Il giorno del mio compleanno, i
Judas Priest hanno annunciato l’uscita del loro diciottesimo album: “Firepower”. E, pur non sentendo vibrare l’attesa nell’aria, ho registrato questa
coincidenza come un segno del destino e mi sono girato a dormire dall’altra parte.
Nel momento in cui il 5 gennaio hanno pubblicato il loro primo singolo ho
compreso che le coincidenze erano troppe, perché un altro membro della nostra
redazione compie gli anni in quella data e allora mi sono iniziato ad
interessare alla questione.
Siamo noi che guardiamo ai Judas
o loro che guardano a noi?
Come quando esci per strada con
quella strana sensazione di essere pedinato, ti volti e noti una persona che si
allaccia la scarpa; o al bar mentre prendi un caffè senti sussurrare il tuo nome
come in sogno. Così mi sono avvicinato a questo disco dei Judas Priest, con lo
stesso sospetto di quando ti togli le mutande dopo aver scoreggiato forte.
Inoltre quando ho appreso quasi casualmente che Glenn Tipton ha contratto
il morbo di Parkinson, proprio come mio nonno, ho capito che erano tutti segni
del destino.
Mi dispiace per Glen perché a 70
anni sembra un prezzo beffardo da pagare per tutti i suoi riff, il suo
headbanging e le sue agitazioni che diventano un movimento degenerativo perenne.
Infine ho scoperto di avere un
problema: se ascolto i primi minuti di una nuova canzone dei Judas Priest,
magari guardando anche il video promozionale, devo ripetermi nella testa
continuamente: Non pensare che è frocio, non pensare che è frocio, non
pensare che è frocio... non so perché, ma è così ...scusa Rob!
È successo anche per il nuovo singolo “Lightning Strike” che peraltro è una bella performance dei nostri, tre
minuti di Santa Vecchiaia Metallara con classe, così come per quei pochi
secondi della titletrack che ho ascoltato.

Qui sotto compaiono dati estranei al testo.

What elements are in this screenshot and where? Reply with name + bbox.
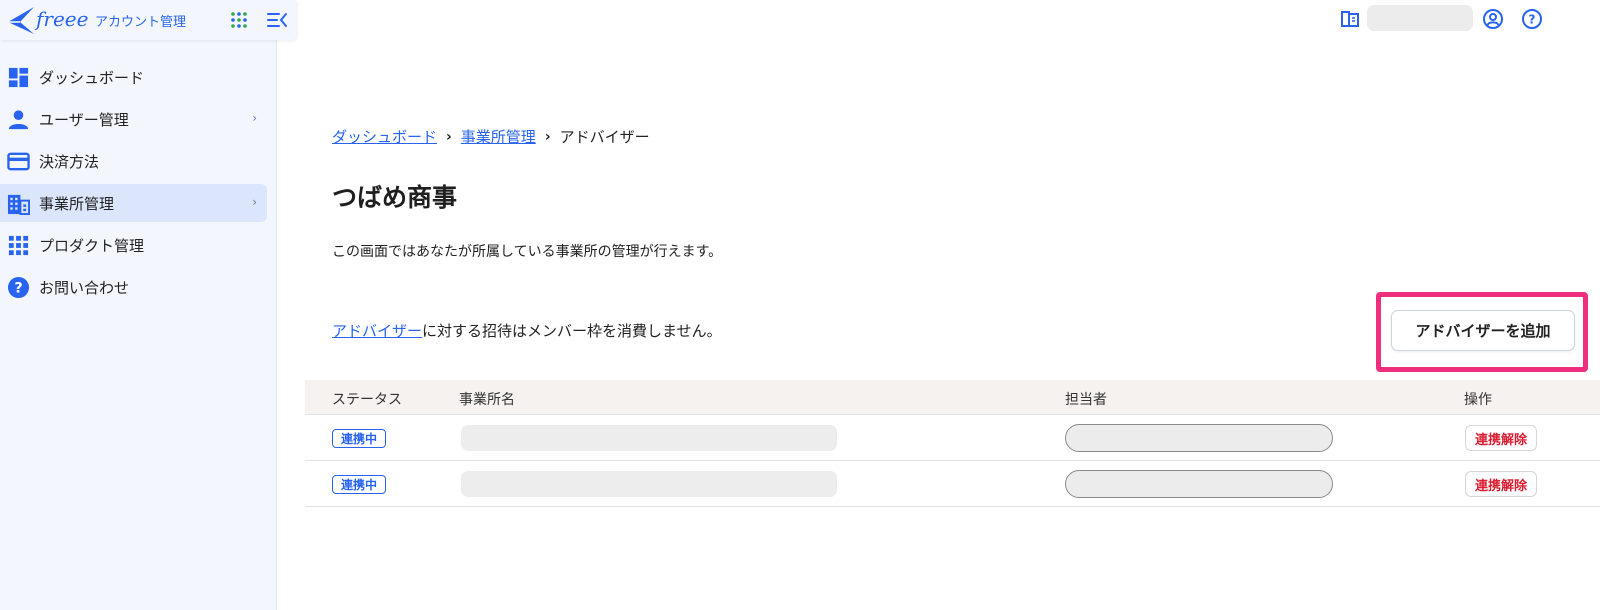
sidebar-item-products[interactable]: プロダクト管理 [0, 226, 267, 264]
sidebar-item-label: プロダクト管理 [39, 236, 145, 255]
sidebar-item-office[interactable]: 事業所管理 › [0, 184, 267, 222]
office-name-cell [461, 425, 837, 451]
brand-wordmark: freee [36, 7, 89, 31]
table-header: ステータス 事業所名 担当者 操作 [305, 380, 1600, 415]
column-header-status: ステータス [332, 392, 402, 408]
advisor-notice-text: に対する招待はメンバー枠を消費しません。 [422, 322, 722, 340]
sidebar-item-dashboard[interactable]: ダッシュボード [0, 58, 267, 96]
svg-text:?: ? [14, 280, 22, 296]
breadcrumb-current: アドバイザー [559, 128, 650, 146]
sidebar-item-label: 事業所管理 [39, 194, 115, 213]
user-account-icon[interactable] [1482, 8, 1504, 30]
sidebar-item-label: お問い合わせ [39, 278, 130, 297]
app-switcher-icon[interactable] [229, 10, 249, 30]
advisor-table: ステータス 事業所名 担当者 操作 連携中 連携解除 連携中 連携解除 [305, 380, 1600, 507]
brand-header: freee アカウント管理 [0, 0, 296, 40]
help-circle-icon: ? [7, 276, 30, 299]
swallow-logo-icon[interactable] [6, 4, 38, 36]
advisor-notice: アドバイザーに対する招待はメンバー枠を消費しません。 [332, 320, 722, 341]
office-name-cell [461, 471, 837, 497]
product-name: アカウント管理 [95, 15, 187, 30]
chevron-right-icon: › [252, 195, 257, 209]
dashboard-icon [8, 67, 29, 88]
column-header-office: 事業所名 [459, 392, 515, 408]
grid-icon [8, 235, 29, 256]
help-icon[interactable]: ? [1521, 8, 1543, 30]
building-icon [7, 194, 30, 215]
chevron-right-icon: › [252, 111, 257, 125]
office-switch-icon[interactable] [1340, 9, 1360, 29]
sidebar-item-users[interactable]: ユーザー管理 › [0, 100, 267, 138]
sidebar-item-payment[interactable]: 決済方法 [0, 142, 267, 180]
breadcrumb: ダッシュボード › 事業所管理 › アドバイザー [332, 126, 650, 147]
status-badge: 連携中 [332, 429, 387, 448]
column-header-actions: 操作 [1464, 392, 1492, 408]
sidebar-item-label: 決済方法 [39, 152, 100, 171]
chevron-right-icon: › [446, 128, 452, 145]
credit-card-icon [7, 152, 30, 171]
user-icon [8, 110, 29, 130]
sidebar-item-label: ユーザー管理 [39, 110, 129, 129]
sidebar-collapse-icon[interactable] [266, 10, 288, 30]
table-row: 連携中 連携解除 [305, 415, 1600, 461]
sidebar-nav: ダッシュボード ユーザー管理 › 決済方法 事業所管理 › プロダクト管理 ? … [0, 58, 277, 310]
page-title: つばめ商事 [332, 183, 458, 212]
sidebar: ダッシュボード ユーザー管理 › 決済方法 事業所管理 › プロダクト管理 ? … [0, 0, 277, 610]
chevron-right-icon: › [544, 128, 551, 145]
breadcrumb-link-dashboard[interactable]: ダッシュボード [332, 126, 437, 147]
svg-text:?: ? [1529, 13, 1536, 27]
sidebar-item-contact[interactable]: ? お問い合わせ [0, 268, 267, 306]
status-badge: 連携中 [332, 475, 387, 494]
person-select[interactable] [1065, 424, 1333, 452]
unlink-button[interactable]: 連携解除 [1465, 471, 1538, 497]
sidebar-item-label: ダッシュボード [39, 68, 145, 87]
column-header-person: 担当者 [1065, 392, 1107, 408]
advisor-help-link[interactable]: アドバイザー [332, 322, 422, 340]
person-select[interactable] [1065, 470, 1333, 498]
unlink-button[interactable]: 連携解除 [1465, 425, 1538, 451]
add-advisor-button[interactable]: アドバイザーを追加 [1391, 310, 1575, 351]
table-row: 連携中 連携解除 [305, 461, 1600, 507]
account-name-pill[interactable] [1367, 5, 1473, 31]
breadcrumb-link-office[interactable]: 事業所管理 [461, 126, 536, 147]
top-utility-bar: ? [1340, 0, 1600, 38]
page-description: この画面ではあなたが所属している事業所の管理が行えます。 [332, 244, 723, 260]
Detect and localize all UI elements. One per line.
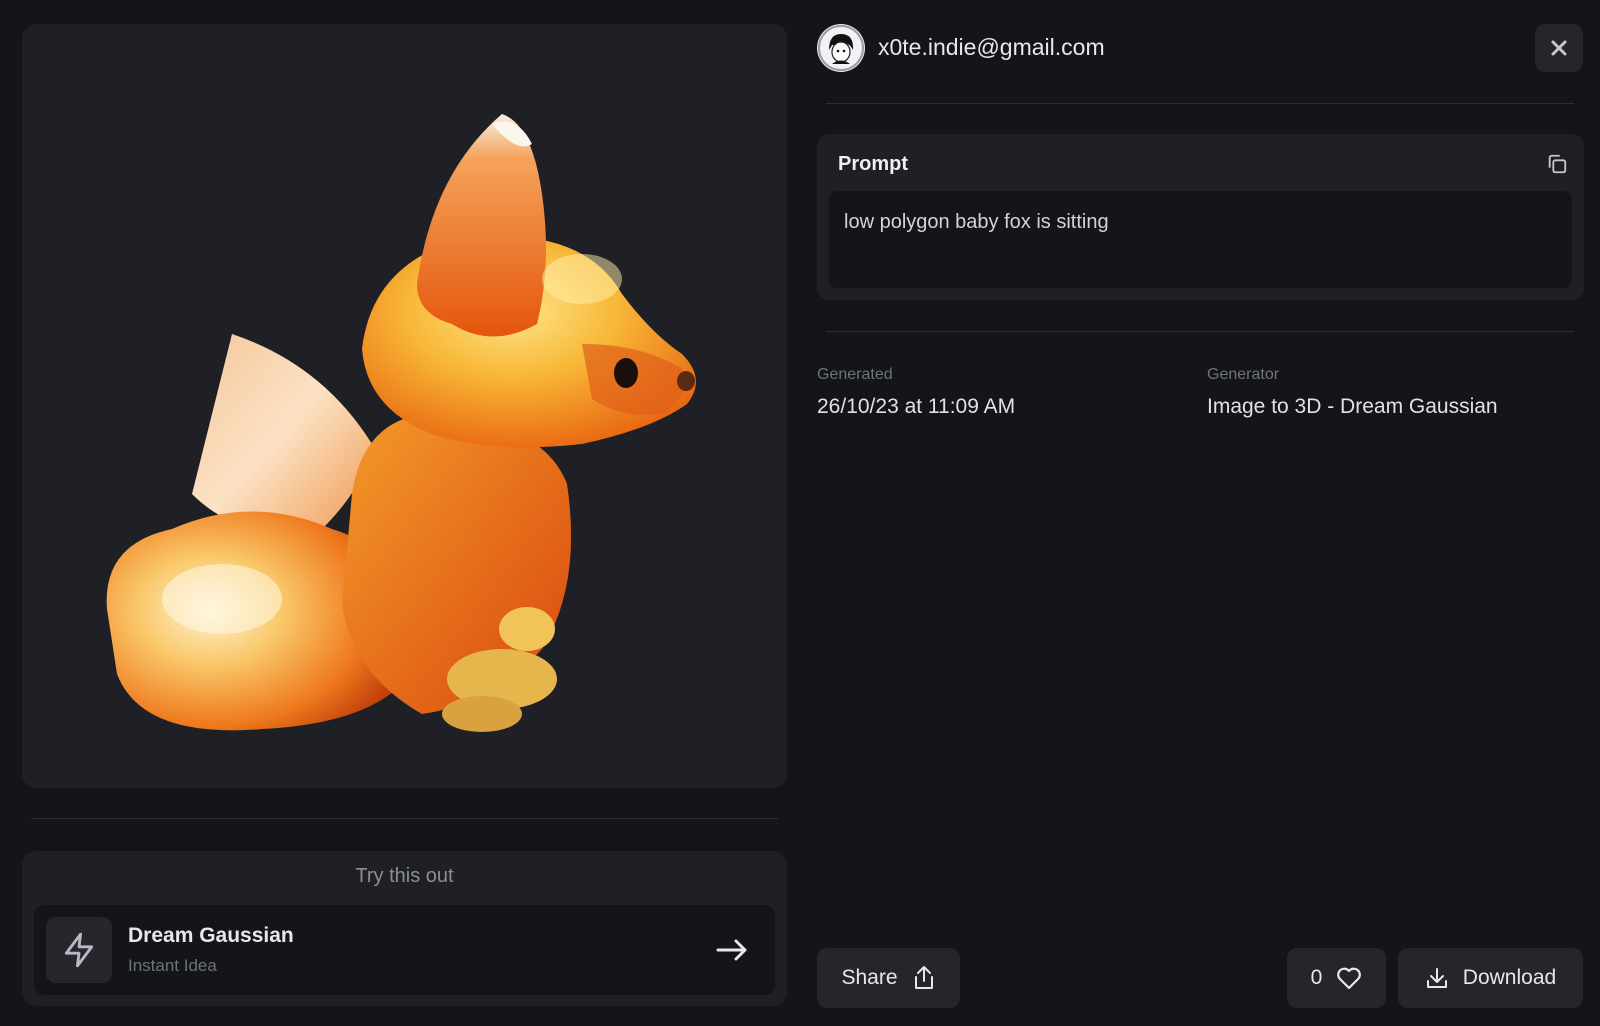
model-detail-modal: Try this out Dream Gaussian Instant Idea — [0, 0, 1600, 1026]
model-preview[interactable] — [22, 24, 787, 788]
copy-prompt-button[interactable] — [1542, 149, 1572, 179]
fox-model-image — [106, 114, 696, 732]
share-icon — [914, 966, 933, 989]
prompt-text: low polygon baby fox is sitting — [844, 211, 1109, 233]
user-avatar-icon[interactable] — [817, 24, 865, 72]
close-icon — [1551, 40, 1567, 56]
download-label: Download — [1462, 966, 1557, 989]
like-count: 0 — [1310, 966, 1323, 989]
try-item-subtitle: Instant Idea — [128, 956, 217, 975]
download-icon — [1426, 968, 1447, 988]
like-button[interactable]: 0 — [1287, 948, 1386, 1008]
user-email: x0te.indie@gmail.com — [878, 34, 1105, 60]
lightning-icon — [46, 917, 112, 983]
prompt-text-area: low polygon baby fox is sitting — [829, 191, 1572, 288]
divider — [826, 331, 1574, 332]
generated-label: Generated — [817, 366, 893, 383]
arrow-right-icon[interactable] — [715, 935, 749, 970]
dream-gaussian-card[interactable]: Dream Gaussian Instant Idea — [34, 905, 775, 995]
share-button[interactable]: Share — [817, 948, 960, 1008]
close-button[interactable] — [1535, 24, 1583, 72]
prompt-section: Prompt low polygon baby fox is sitting — [817, 134, 1584, 300]
copy-icon — [1548, 154, 1567, 174]
divider — [826, 103, 1574, 104]
heart-icon — [1337, 967, 1362, 990]
generator-label: Generator — [1207, 366, 1280, 383]
try-this-out-title: Try this out — [355, 865, 454, 887]
download-button[interactable]: Download — [1398, 948, 1583, 1008]
share-label: Share — [841, 966, 898, 989]
generated-value: 26/10/23 at 11:09 AM — [817, 395, 1016, 418]
prompt-label: Prompt — [838, 153, 908, 175]
try-item-name: Dream Gaussian — [128, 924, 294, 947]
try-this-out-panel: Try this out Dream Gaussian Instant Idea — [22, 851, 787, 1006]
generator-value: Image to 3D - Dream Gaussian — [1207, 395, 1498, 418]
divider — [31, 818, 778, 819]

Non nascondiamoci che il problema
di questo album è l’autoreferenzialità: i Judas Priest sono diventati da tempo
uno specchio di loro stessi. La differenza tra i grandi autori in ogni ambito
culturale è la consapevolezza di questo passaggio, perché alcuni credono in se stessi
così tanto da pensare di essere sempre i migliori (ad esempio i Manowar),
mentre altri sono troppo fieri di quello che hanno fatto in passato che cercano
di replicarlo (in questo i Black Sabbath sono il caso più calzante). I mostri
sacri del Metal che escono da questa impasse sono a mio avviso gli Iron Maiden che, pur consapevoli di essere un simbolo, riescono a mantenere alto il loro
nome con uscite discografiche di livello discreto, ma soprattutto genuine nella
genesi e in esecuzione.
I Judas Priest si collocano in
mezzo a queste strade, sofrnando sempre dischi di livello più che sufficiente, ma
entrando nel meta-priest-ismo. Come l’analisi logica è una
riflessione metalinguistica sull’italiano, dove si scompongono le parti di una
frase per riflettere sulla costruzione interna della stessa, così un album dei
Judas è suddiviso in tracce per capire la struttura e il grado di saturazione
del gruppo.
Da quello che ho sentito sinora
perciò “Firepower” ha un discreto livello di citazionismo, mescolato a un grado
onesto di ispirazione. Per questo ho deciso di considerarli ancora, di
aspettare l’uscita completa a marzo per ascoltare senza fretta.
Non saremo i primi a recensirlo,
ma li osserviamo e li aspettiamo con rispetto e un pizzico di rammarico come se
fossimo nella sala di attesa di un ospedale, in attesa della diagnosi completa
su Tipton (anche se forse l’esito lo sappiamo già).